In Professor Zetian Mi’s nanoelectronics laboratory, for instance, students Adrian Pierre and Andy Shih built and tested a memristor, the elusive “fourth circuit” long hypothesized but never fabricated until HP Labs managed the trick last year. (changed punctuation here) Today, first-year undergrad Shih is co-author on a paper already submitted to a leading journal.
Depth of research
“Acquiring this kind of experience really gives potential grad students a head start,” says Kirk.
S•U•R•E also has the happy side effects of increasing McGill Engineering’s research capacity by bringing more people into its laboratories over the summer, and giving graduate students the experience of supervising and training their novice compatriots.
One of the highlights of the S•U•R•E program this year was a poster display held August 12th on the mezzanine of the Lorne M. Trottier Building. More than 100 undergraduate researchers documented their summer activities, highlighting the range and depth of research underway at the Faculty.
A panel of graduate students awarded “top poster” recognition to Jonathan Verrett, a chemical engineering undergraduate.

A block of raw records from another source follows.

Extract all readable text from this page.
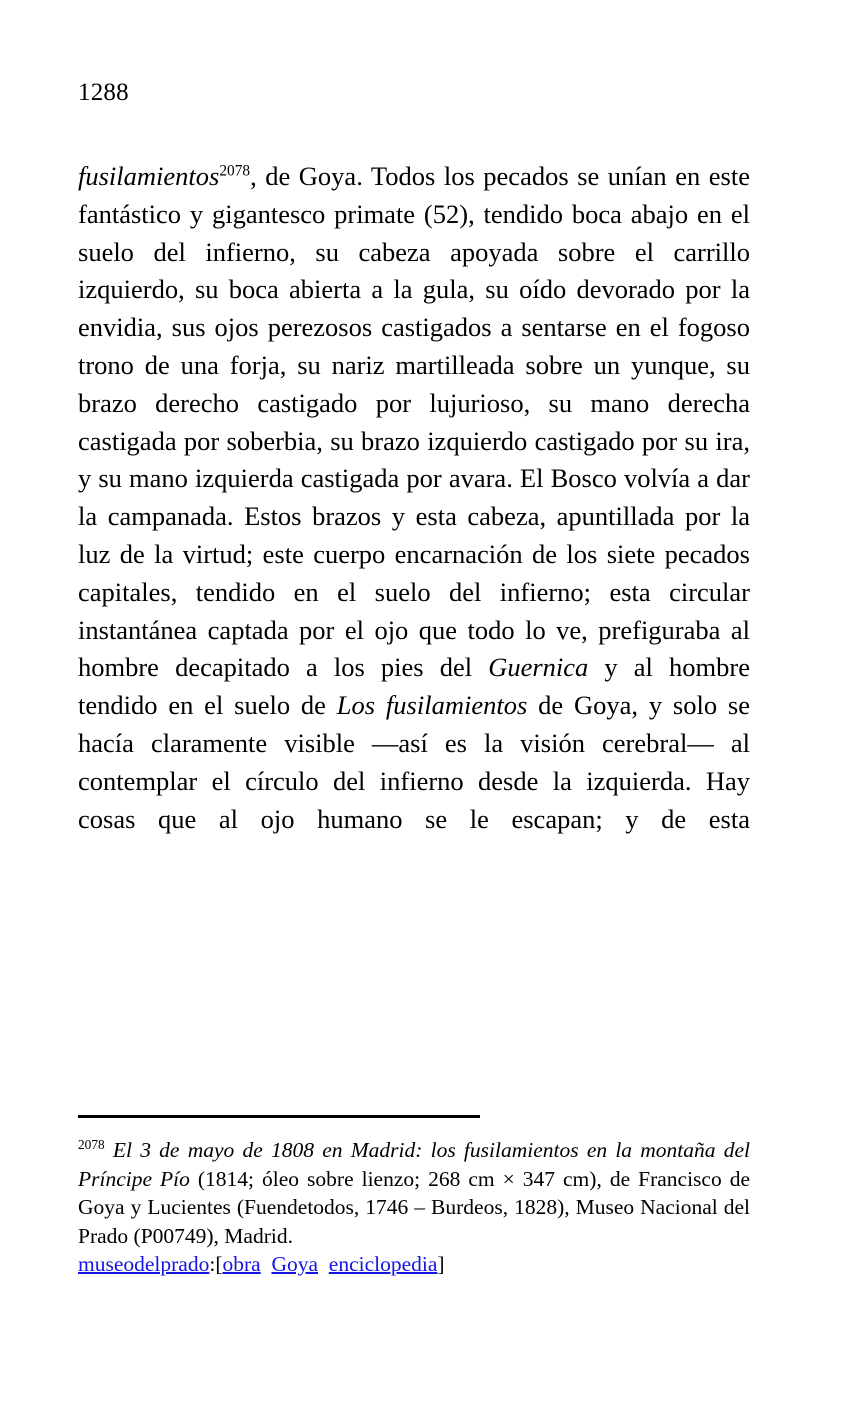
1288

fusilamientos$^{2078}$, de Goya. Todos los pecados se unían en este fantástico y gigantesco primate (52), tendido boca abajo en el suelo del infierno, su cabeza apoyada sobre el carrillo izquierdo, su boca abierta a la gula, su oído devorado por la envidia, sus ojos perezosos castigados a sentarse en el fogoso trono de una forja, su nariz martilleada sobre un yunque, su brazo derecho castigado por lujurioso, su mano derecha castigada por soberbia, su brazo izquierdo castigado por su ira, y su mano izquierda castigada por avara. El Bosco volvía a dar la campanada. Estos brazos y esta cabeza, apuntillada por la luz de la virtud; este cuerpo encarnación de los siete pecados capitales, tendido en el suelo del infierno; esta circular instantánea captada por el ojo que todo lo ve, prefiguraba al hombre decapitado a los pies del Guernica y al hombre tendido en el suelo de Los fusilamientos de Goya, y solo se hacía claramente visible —así es la visión cerebral— al contemplar el círculo del infierno desde la izquierda. Hay cosas que al ojo humano se le escapan; y de esta

$^{2078}$ El 3 de mayo de 1808 en Madrid: los fusilamientos en la montaña del Príncipe Pío (1814; óleo sobre lienzo; 268 cm × 347 cm), de Francisco de Goya y Lucientes (Fuendetodos, 1746 – Burdeos, 1828), Museo Nacional del Prado (P00749), Madrid.

museodelprado:[obra Goya enciclopedia]
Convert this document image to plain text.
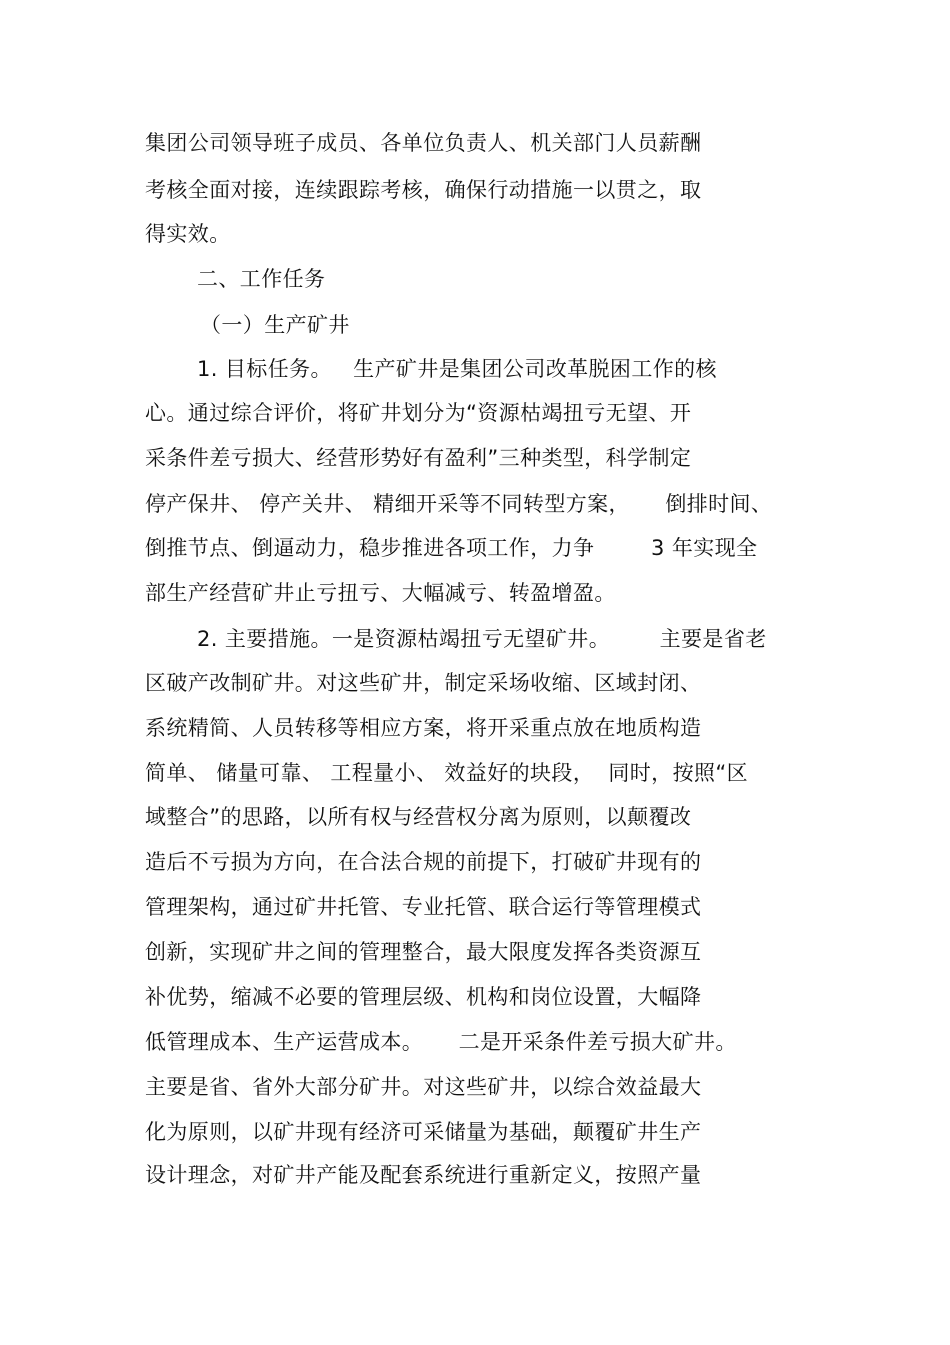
集团公司领导班子成员、各单位负责人、机关部门人员薪酬
考核全面对接，连续跟踪考核，确保行动措施一以贯之，取
得实效。
二、工作任务
（一）生产矿井
1. 目标任务。   生产矿井是集团公司改革脱困工作的核
心。通过综合评价，将矿井划分为“资源枯竭扭亏无望、开
采条件差亏损大、经营形势好有盈利”三种类型，科学制定
停产保井、 停产关井、 精细开采等不同转型方案，     倒排时间、
倒推节点、倒逼动力，稳步推进各项工作，力争        3 年实现全
部生产经营矿井止亏扭亏、大幅减亏、转盈增盈。
2. 主要措施。一是资源枯竭扭亏无望矿井。       主要是省老
区破产改制矿井。对这些矿井，制定采场收缩、区域封闭、
系统精简、人员转移等相应方案，将开采重点放在地质构造
简单、 储量可靠、 工程量小、 效益好的块段，  同时，按照“区
域整合”的思路，以所有权与经营权分离为原则，以颠覆改
造后不亏损为方向，在合法合规的前提下，打破矿井现有的
管理架构，通过矿井托管、专业托管、联合运行等管理模式
创新，实现矿井之间的管理整合，最大限度发挥各类资源互
补优势，缩减不必要的管理层级、机构和岗位设置，大幅降
低管理成本、生产运营成本。     二是开采条件差亏损大矿井。
主要是省、省外大部分矿井。对这些矿井，以综合效益最大
化为原则，以矿井现有经济可采储量为基础，颠覆矿井生产
设计理念，对矿井产能及配套系统进行重新定义，按照产量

He was working on biological hydrogen production research in Professor Viviane Yargeau’s laboratory, under the supervision of graduate student Rujira Jitrwung.
To see his poster, as well as others presented last August, visit the S•U•R•E web site at www.mcgill.ca/engineering/sure.
The Faculty of Engineering is currently seeking funding to make the S•U•R•E program a permanent fixture in academic life of our undergraduate students.